Bartholomew III was a male Barn Owl, or Tyto alba, and the mate of an unnamed female, with whom he born an egg that would hatch into the owl that would later become known as Uglamore. He died as a result of unconfirmed circumstances soon after his son's hatching.
History[]
Bartholomew III was hatched to a family of Barn Owls that apparently lived in the Shadow Forest. As had his father before him, Bartholomew bore the same name that had been bestowed on his grandfather, thus making his third in his family to bear the name. Bartholomew had at least one sibling: a brother whose son would also share to name 'Bartholomew'.

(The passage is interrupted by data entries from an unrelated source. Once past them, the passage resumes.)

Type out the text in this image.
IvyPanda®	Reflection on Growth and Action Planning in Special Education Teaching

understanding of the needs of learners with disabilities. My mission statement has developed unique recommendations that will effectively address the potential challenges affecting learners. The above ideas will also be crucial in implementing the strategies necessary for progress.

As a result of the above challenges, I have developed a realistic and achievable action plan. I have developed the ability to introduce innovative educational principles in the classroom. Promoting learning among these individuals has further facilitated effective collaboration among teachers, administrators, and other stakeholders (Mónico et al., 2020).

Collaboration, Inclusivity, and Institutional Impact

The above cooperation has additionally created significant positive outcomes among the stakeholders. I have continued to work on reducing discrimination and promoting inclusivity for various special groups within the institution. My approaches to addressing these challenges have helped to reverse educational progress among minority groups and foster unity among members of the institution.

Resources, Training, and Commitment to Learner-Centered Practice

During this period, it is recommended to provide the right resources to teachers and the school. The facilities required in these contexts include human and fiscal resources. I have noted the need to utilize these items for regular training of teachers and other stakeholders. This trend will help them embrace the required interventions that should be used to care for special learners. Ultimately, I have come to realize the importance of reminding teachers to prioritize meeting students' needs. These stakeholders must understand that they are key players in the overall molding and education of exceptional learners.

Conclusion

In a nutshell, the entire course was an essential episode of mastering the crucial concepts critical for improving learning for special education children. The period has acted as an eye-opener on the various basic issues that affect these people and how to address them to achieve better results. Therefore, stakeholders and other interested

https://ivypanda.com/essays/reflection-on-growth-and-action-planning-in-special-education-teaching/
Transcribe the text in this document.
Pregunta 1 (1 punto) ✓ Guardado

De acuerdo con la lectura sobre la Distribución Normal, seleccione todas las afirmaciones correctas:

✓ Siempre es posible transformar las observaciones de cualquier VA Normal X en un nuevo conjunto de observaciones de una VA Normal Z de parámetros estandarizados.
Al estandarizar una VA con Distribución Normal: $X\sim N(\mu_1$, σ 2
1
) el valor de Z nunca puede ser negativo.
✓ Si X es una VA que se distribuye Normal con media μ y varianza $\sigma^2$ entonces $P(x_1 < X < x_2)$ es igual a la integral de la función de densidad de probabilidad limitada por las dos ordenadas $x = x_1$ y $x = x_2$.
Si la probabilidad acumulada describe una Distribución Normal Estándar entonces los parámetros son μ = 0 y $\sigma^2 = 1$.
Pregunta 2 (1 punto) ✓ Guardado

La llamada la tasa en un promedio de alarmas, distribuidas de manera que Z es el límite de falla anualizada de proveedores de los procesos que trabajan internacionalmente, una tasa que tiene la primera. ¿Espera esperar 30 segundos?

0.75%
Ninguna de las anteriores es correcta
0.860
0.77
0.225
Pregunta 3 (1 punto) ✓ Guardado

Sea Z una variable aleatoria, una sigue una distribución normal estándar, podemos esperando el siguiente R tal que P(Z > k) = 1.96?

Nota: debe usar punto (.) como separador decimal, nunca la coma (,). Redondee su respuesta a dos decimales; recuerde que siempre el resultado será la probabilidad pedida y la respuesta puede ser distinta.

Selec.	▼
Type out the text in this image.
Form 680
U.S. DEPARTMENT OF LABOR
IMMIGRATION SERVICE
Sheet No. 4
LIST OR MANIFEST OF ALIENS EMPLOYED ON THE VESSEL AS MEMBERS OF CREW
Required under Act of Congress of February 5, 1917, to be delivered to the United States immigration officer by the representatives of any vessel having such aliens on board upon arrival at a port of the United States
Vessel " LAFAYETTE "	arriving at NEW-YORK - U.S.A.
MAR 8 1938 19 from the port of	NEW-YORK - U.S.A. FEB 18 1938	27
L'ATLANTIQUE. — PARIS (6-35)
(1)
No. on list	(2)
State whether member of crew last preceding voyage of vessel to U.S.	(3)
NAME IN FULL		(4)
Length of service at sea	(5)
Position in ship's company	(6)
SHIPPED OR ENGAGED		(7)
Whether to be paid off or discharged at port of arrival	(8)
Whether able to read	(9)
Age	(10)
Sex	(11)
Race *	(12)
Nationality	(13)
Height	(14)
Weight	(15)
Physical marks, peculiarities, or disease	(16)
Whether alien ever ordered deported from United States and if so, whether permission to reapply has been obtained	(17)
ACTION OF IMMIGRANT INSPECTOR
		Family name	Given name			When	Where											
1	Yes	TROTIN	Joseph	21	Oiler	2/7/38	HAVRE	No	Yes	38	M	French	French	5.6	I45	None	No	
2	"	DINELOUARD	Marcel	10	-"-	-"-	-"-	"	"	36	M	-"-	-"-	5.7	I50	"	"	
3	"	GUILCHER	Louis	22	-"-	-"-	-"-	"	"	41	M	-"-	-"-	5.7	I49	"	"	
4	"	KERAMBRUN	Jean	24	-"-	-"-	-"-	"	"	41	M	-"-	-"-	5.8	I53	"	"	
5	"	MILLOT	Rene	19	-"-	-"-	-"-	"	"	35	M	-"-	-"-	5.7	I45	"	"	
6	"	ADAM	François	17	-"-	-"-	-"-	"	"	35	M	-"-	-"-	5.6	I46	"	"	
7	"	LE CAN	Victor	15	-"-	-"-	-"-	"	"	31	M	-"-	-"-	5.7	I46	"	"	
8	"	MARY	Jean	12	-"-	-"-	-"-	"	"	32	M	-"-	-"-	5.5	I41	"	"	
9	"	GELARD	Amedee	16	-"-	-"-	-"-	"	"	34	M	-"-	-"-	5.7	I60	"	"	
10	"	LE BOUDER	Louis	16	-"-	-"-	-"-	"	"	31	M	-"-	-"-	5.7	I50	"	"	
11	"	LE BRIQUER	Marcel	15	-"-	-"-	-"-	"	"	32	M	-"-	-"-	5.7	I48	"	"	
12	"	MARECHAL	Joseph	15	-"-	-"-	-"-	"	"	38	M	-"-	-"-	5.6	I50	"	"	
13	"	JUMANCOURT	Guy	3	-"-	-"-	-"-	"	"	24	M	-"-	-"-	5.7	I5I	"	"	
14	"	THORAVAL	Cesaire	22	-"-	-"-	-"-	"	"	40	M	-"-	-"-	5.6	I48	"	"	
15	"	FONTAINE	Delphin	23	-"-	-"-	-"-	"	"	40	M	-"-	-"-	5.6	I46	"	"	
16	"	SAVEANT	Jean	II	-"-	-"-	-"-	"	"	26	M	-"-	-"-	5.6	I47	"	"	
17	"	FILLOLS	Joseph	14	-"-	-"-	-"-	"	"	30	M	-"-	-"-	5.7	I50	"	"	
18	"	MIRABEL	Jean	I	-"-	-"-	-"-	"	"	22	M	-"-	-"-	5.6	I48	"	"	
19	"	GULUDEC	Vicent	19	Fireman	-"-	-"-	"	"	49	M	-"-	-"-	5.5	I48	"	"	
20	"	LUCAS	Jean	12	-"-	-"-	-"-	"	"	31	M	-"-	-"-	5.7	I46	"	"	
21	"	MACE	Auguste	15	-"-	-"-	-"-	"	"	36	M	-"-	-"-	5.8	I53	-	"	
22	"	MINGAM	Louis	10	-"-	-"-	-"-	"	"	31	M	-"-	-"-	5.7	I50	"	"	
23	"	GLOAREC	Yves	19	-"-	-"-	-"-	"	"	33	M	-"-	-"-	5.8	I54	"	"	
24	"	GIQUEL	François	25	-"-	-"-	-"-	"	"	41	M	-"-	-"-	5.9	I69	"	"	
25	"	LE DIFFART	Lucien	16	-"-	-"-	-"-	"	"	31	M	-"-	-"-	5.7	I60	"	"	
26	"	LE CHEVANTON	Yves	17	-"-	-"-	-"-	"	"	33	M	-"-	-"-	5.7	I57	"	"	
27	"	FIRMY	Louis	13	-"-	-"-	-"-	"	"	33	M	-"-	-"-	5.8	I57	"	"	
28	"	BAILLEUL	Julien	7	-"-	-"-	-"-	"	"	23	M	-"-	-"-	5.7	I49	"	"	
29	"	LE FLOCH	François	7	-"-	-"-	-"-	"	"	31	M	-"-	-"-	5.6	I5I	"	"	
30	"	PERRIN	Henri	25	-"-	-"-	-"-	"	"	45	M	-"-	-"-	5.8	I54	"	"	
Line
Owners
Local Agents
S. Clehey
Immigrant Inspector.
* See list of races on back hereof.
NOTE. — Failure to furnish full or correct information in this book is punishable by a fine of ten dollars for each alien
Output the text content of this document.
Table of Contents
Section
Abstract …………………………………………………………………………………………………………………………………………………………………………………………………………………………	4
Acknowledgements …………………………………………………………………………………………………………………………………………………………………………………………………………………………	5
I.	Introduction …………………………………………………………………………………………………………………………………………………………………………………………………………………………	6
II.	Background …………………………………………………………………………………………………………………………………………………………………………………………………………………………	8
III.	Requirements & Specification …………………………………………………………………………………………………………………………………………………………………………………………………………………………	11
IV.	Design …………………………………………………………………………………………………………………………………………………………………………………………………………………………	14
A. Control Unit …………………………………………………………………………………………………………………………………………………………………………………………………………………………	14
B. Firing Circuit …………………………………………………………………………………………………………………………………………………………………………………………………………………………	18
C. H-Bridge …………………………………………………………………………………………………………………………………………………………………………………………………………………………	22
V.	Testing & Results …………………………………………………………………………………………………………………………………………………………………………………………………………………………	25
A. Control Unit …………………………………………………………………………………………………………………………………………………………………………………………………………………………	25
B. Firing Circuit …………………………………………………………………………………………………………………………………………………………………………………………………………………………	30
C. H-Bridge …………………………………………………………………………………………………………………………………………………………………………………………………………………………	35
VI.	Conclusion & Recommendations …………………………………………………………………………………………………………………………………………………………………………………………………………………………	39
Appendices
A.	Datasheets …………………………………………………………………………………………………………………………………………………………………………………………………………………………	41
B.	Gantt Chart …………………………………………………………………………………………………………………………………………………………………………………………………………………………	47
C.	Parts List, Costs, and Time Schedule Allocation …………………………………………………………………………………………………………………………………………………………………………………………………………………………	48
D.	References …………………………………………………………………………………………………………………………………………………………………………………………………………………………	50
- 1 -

Eventually, Bartholomew met a female who would eventually become his mate and the two made their home in a pine hollow located by a lake on the southern fringes of the Shadow Forest. Bartholomew's mate eventually laid an egg which contained a male hatchling. Just as his father had before him and grandfather before him, Bartholomew named his son Bartholomew IV, which the young Bartholomew would greatly resent in later years. Bartholomew's mate was apparently a believer in the brutal ideologies of fervent Barn Owl supremacy, though it is unconfirmed if Bartholomew entertained a similar feeling of Tyto supremacists.
While his son was a fledgling still yet to pass his First-Meat-On-Bones Ceremony, Bartholomew died from unclear circumstances, after which his mate and their child left the Shadow Forest to join the ranks of a group calling themselves the Tytonic Union of Pure Ones.
Lost Tales of Ga'Hoole[]
Uglamore (as Bartholomew's son, Batholomew IV, was now known) occasionally thinks of his father while looking back on his childhood and early life in the Pure Ones, though not with the same degree as that which he mentioned his mother. These recollections of the sire that had perished so early in his life were at the most during a recount of his antipathy towards his birth name, thinking back on when his family become members of the Pure Ones and recalling his unwilling murder of his paternal cousin, Bartholomew V. The main exception to this rule was when Uglamore considered the similarities between himself and Coryn, including that neither knew their deceased fathers well.